The following quote is from a book entitled Majdanek, published in Warsaw in 1986, which I purchased from the Visitor’s Center at the Memorial Site in 1998.
This is a description of the gas chambers in “Bath and Disinfection” Building Number One (barrack #41) at Majdanek:
“The gas chambers were built of ceramic brick, covered with a ferro-concrete roof, and provided with a cement floor. The installation comprised three chambers: a large one (10 m x 5.5 m x 2 m) and two smaller ones (4.80 m x 3.60 x 2 m) as well as a cabin for the SS man who pumped doses of gas from steel cylinders into the chambers and watched through a small grated window (25 x 15 cm), the behavior of the victims. Two chambers, the large one and the southern smaller one, were equipped with devices for the use of carbon monoxide (CO). In the smaller one, there was a metal pipe, 40 mm in diameter, running along the walls above the floor. The gas got into the chamber through holes in the pipe. Cyclone B was poured into a special opening in the concrete roof.
“The large chamber also had a metal pipe, 25 mm in diameter, fastened to one of the walls above the floor. As in the smaller chamber, the carbon monoxide from a steel cylinder got in through this pipe. In addition, there were two openings in the western wall, through which hot air (120 degrees C) was blown in by a ventilator from a stove placed on the outside of the chamber, which alone killed the victims and, at the same time, intensified the action of Cyclone B, since the lethal effect of the gas increased at a temperature of over 27 degrees C. The other small chamber, on the southern side, had only an opening in the roof to pour in Cyclone B. The massive metal doors to the chambers were air-tight, fastened by two bolts and iron bars.”

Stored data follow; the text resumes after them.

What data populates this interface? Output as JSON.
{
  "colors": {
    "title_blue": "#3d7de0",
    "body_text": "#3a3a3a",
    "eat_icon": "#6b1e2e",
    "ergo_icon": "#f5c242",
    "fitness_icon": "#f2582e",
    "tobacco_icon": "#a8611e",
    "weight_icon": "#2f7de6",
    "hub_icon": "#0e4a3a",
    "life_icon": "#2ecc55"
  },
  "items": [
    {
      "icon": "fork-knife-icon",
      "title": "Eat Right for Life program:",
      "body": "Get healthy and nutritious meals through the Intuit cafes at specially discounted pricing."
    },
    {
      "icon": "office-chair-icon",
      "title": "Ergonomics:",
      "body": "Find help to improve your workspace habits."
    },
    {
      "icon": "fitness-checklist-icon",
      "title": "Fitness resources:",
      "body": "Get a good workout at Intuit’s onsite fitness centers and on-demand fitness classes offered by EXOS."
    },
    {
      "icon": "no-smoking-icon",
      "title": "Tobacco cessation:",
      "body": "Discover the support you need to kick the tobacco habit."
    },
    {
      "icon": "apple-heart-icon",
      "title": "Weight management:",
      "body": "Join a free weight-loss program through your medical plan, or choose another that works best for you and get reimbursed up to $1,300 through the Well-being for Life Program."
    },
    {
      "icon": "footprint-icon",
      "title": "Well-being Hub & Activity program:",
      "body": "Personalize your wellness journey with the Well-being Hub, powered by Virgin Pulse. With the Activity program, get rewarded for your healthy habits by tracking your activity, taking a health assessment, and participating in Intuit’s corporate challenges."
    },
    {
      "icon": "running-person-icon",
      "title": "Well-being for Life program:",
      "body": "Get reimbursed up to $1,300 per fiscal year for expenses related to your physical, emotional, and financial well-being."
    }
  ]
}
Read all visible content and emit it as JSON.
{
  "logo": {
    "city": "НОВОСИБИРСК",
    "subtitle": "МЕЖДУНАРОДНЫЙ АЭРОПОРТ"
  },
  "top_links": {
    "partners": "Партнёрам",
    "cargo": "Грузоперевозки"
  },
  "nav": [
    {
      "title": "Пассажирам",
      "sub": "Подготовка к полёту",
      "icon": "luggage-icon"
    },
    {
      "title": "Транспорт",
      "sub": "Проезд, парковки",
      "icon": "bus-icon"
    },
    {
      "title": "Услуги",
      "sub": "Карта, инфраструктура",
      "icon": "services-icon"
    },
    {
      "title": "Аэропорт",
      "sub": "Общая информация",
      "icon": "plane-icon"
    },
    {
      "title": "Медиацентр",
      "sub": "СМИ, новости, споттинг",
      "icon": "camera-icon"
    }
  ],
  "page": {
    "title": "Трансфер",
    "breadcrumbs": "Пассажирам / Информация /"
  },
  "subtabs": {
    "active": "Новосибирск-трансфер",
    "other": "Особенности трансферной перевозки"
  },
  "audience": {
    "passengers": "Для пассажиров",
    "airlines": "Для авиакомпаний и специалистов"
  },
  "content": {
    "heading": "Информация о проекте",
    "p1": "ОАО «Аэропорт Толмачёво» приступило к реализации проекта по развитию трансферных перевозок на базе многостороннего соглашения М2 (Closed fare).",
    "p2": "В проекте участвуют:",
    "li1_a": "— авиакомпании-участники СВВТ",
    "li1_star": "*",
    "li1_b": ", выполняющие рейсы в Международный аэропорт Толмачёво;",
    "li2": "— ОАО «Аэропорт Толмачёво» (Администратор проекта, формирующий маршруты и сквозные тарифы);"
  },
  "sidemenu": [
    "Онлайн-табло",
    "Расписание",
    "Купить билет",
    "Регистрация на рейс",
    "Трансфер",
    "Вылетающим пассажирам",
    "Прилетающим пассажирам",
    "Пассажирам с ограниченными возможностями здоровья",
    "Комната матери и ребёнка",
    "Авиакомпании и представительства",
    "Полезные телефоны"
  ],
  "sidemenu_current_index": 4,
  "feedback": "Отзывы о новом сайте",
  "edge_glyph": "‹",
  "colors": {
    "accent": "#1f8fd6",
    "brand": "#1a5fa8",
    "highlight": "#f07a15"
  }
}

When I visited Majdanek in 1998, I was the only English-speaking person there. My tour began with a movie in English, and I was the only person in the theater.
During my visit, I was carrying a camera that used film. The camera required a lot of setting before taking a photo. I was very nervous and my tour guide was rushing me through the gas chamber building, so I didn’t get to take any photos. I have borrowed the photos on this blog post from other photographers.

Recent photo of the main gas chamber at Majdanek

Rear of Building #41 at Majdanek
In the photo immediately above, the door on the right is the exit from the main gas chamber at Majdanek. The door that is shown in the background of the photo of the main gas chamber is the same door that is shown on the right in the photo immediately above.